Taxonomy

We provide both NCBI and GTDB taxonomy, original and curated, for the 10,575 genomes in the phylogenetic trees.

General files

ranks: Name or IDs at the seven standard taxonomic ranks:

  • kingdom, phylum, class, order, family, genus, species

The use of kingdom is to comply with the Greengenes standard. In this work, it may be “Archaea” or “Bacteria”. These two taxonomic groups are defined as superkingdom in NCBI, or domain in many modern literatures.
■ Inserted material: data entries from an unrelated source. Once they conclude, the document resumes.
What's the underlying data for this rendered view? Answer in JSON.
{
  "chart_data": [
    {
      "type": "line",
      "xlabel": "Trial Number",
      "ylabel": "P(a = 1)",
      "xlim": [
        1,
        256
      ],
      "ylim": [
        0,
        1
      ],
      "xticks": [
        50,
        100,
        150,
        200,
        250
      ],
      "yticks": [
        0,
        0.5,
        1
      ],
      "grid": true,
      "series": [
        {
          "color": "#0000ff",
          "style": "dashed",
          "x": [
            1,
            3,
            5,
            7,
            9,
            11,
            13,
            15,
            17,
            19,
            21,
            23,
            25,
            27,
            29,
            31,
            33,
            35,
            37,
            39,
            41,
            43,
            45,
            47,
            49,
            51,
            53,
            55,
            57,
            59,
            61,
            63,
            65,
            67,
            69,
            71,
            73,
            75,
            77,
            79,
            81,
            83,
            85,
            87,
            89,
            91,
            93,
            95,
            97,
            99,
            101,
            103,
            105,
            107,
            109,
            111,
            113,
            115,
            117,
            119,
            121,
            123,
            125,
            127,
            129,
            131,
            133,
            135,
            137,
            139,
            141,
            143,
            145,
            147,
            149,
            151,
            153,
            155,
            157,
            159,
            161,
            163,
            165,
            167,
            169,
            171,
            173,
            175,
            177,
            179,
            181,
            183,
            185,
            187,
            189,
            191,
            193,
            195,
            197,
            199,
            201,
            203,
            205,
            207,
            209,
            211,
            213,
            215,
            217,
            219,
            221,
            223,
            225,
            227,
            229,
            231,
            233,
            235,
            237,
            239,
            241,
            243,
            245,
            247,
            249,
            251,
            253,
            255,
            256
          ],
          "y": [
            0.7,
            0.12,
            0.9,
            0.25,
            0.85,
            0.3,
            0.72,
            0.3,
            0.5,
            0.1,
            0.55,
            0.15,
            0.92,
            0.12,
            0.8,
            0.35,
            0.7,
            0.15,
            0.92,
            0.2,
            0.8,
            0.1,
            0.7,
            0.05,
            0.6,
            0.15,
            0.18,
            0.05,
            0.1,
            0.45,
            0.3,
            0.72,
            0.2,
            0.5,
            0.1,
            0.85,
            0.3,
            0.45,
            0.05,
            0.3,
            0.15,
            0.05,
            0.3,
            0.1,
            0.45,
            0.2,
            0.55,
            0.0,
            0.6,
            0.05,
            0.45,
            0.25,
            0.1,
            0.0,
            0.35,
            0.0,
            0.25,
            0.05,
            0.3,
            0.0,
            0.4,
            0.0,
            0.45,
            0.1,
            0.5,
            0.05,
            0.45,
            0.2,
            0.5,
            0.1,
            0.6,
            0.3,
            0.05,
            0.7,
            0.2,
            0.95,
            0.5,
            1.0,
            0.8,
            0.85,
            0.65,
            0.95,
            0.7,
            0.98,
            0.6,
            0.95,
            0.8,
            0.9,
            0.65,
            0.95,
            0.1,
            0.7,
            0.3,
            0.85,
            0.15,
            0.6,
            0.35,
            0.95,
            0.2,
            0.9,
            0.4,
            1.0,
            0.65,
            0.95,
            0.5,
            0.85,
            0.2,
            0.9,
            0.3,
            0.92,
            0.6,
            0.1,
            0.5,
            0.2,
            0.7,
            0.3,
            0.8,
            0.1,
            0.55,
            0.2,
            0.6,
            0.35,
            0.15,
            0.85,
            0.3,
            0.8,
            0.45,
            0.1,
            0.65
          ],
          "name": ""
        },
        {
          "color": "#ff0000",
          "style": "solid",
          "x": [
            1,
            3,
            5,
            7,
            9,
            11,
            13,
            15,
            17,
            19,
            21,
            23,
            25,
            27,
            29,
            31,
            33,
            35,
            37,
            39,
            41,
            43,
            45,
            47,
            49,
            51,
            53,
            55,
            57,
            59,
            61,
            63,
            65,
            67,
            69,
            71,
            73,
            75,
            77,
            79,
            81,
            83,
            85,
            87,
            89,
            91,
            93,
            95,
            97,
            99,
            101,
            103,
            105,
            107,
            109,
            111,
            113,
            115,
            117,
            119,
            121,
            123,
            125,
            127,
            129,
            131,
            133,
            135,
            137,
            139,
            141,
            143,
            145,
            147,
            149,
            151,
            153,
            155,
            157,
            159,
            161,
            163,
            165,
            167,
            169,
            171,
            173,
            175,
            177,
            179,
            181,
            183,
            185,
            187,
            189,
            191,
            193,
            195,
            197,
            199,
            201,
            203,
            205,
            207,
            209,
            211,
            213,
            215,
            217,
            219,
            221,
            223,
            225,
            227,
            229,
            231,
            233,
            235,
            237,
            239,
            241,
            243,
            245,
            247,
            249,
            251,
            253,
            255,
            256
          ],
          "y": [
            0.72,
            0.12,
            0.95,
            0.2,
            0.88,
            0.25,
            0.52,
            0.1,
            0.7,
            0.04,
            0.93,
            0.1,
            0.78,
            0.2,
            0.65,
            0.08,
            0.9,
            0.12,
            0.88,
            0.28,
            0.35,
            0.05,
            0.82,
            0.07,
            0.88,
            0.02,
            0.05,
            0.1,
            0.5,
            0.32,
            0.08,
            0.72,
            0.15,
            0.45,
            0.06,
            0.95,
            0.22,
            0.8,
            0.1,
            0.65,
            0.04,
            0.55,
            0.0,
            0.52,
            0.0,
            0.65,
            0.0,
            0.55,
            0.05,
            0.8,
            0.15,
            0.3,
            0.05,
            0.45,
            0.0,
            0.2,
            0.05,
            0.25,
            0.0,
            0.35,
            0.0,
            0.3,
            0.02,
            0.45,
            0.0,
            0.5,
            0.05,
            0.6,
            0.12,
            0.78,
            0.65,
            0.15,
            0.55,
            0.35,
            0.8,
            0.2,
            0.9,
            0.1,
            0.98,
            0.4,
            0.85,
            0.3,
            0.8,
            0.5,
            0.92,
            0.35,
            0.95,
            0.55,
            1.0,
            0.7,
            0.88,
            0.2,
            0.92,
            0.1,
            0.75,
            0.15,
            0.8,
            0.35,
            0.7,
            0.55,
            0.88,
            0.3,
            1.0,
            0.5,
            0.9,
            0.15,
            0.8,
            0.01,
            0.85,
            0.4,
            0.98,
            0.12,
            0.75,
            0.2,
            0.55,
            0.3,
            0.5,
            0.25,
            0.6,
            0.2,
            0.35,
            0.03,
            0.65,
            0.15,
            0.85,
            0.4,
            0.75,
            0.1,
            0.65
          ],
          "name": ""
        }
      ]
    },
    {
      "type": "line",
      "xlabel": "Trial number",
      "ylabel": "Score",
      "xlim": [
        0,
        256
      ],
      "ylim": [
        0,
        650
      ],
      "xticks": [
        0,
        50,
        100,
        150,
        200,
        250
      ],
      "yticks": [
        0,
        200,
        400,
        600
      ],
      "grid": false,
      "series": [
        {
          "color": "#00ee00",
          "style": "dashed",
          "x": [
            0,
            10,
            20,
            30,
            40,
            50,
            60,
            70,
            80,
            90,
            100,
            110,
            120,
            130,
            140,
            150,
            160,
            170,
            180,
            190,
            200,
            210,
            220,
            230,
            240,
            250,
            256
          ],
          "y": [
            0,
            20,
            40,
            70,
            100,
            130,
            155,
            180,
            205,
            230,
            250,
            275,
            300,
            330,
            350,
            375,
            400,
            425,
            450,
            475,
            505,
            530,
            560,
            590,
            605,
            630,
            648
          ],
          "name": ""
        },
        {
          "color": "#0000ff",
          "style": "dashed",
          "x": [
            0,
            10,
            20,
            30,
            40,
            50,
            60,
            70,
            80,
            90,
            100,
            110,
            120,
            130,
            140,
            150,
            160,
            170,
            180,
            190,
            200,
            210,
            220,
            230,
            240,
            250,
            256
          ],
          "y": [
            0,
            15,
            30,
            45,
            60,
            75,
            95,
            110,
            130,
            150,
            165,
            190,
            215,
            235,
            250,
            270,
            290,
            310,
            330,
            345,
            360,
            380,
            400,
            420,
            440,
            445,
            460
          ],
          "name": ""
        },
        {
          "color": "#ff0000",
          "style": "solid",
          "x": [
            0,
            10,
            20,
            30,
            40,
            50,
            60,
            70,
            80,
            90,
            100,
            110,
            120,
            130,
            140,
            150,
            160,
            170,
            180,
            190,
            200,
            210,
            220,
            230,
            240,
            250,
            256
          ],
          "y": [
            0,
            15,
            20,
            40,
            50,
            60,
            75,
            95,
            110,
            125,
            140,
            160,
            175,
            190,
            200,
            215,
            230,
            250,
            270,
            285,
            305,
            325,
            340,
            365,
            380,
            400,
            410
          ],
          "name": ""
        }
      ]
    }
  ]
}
lineages: Greengenes-style lineage strings. They can be used in many applications such as QIIME.

Metadata

Properties and metrics of each taxonomic unit with at least two taxa represented. Columns:

  • rank, name: Taxonomic rank and name
  • taxid: NCBI taxonomic ID (TaxID).
  • count: Number of genomes assigned to this taxon.
  • mono_strict, mono_relaxed: Whether this taxonomic unit is monophyletic in the tree, considering all tips, or only tips classified at this rank.
  • consistency: Consistency score computed using tax2tree (larger is better, 1.0 is equivalent to strict monophyly).
  • quartet: Quartet score computed using ASTRAL (larger is better, 1.0 is equivalent to strict monophyly).
  • markers: Average number of marker genes (out of 400) found in each member genome.

Curation

Phylogeny-based annotation and curation were performed using tax2tree (McDonald et al., 2012). (The same tool was used to curate Greengenes and GTDB.)

The reference phylogeny is astral.e5p50 (built using ASTRAL, with low-support branches collapsed). The curated lineage strings and rank tables cover both tips (genomes) and internal nodes of the tree. We also provide curations using alternative trees.

Note that tax2tree does NOT create new taxonomic units. Instead, it modifies the assignments of genomes to existing taxonomic units. If a taxonomic unit is strongly polyphyletic, the program will append a numeric suffix to it for each clade, sorted by size from large to small (e.g., Firmicutes_1, Firmicutes_2…). We also provide curation results without this suffix (thus taxon names strictly match the original) in the noidx directories.